例えば、上腕二頭筋のような屈筋は、宇宙空間でも物を引きつけたり、何かの引き出しを開けたりする時などには使われます。
引き出しなどは、宇宙空間でも物体と物体の間の摩擦によって抵抗が生まれるので運動量は維持され、筋力および筋量の低下は少なくてすみます。
ましてや、宇宙飛行士の船外活動などでは1/3気圧に調整された宇宙服の中で、パンパンに膨らんだ手袋をかえして物をつかまなければならないので、上腕二頭筋や前腕の屈筋は地上にいるときよりも過酷な環境で活動していることになります。

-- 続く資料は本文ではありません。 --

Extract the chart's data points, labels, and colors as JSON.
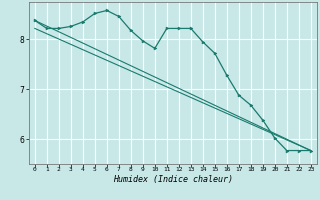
{
  "xlabel": "Humidex (Indice chaleur)",
  "bg_color": "#c8e8e8",
  "grid_color": "#ffffff",
  "line_color": "#1a7a6e",
  "xlim": [
    -0.5,
    23.5
  ],
  "ylim": [
    5.5,
    8.75
  ],
  "yticks": [
    6,
    7,
    8
  ],
  "xticks": [
    0,
    1,
    2,
    3,
    4,
    5,
    6,
    7,
    8,
    9,
    10,
    11,
    12,
    13,
    14,
    15,
    16,
    17,
    18,
    19,
    20,
    21,
    22,
    23
  ],
  "curve1_x": [
    0,
    1,
    2,
    3,
    4,
    5,
    6,
    7,
    8,
    9,
    10,
    11,
    12,
    13,
    14,
    15,
    16,
    17,
    18,
    19,
    20,
    21,
    22,
    23
  ],
  "curve1_y": [
    8.38,
    8.22,
    8.22,
    8.26,
    8.35,
    8.52,
    8.58,
    8.46,
    8.18,
    7.97,
    7.82,
    8.22,
    8.22,
    8.22,
    7.95,
    7.72,
    7.28,
    6.88,
    6.68,
    6.38,
    6.02,
    5.77,
    5.77,
    5.77
  ],
  "line1_x": [
    0,
    23
  ],
  "line1_y": [
    8.38,
    5.77
  ],
  "line2_x": [
    0,
    23
  ],
  "line2_y": [
    8.22,
    5.77
  ]
}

それとは逆に、拮抗筋の上腕三頭筋は、物をその位置に保持したり押したりする筋肉ですから、重さを感じない無重力空間では筋力低下が進むことになります。
地上の環境に置き換えて考えても、荷物の持ち上げ、子供を抱きかかえるなどの日常よくみられる動作は、吊り上げていたり腕の屈筋を使って持つなどしますから、厳密には伸筋群が主体になる動作ではありません。
筋力は衰え加齢と共に細胞の含水率は下がりますので、境界膜の張りも衰えあのタルタルの二の腕になっていきます。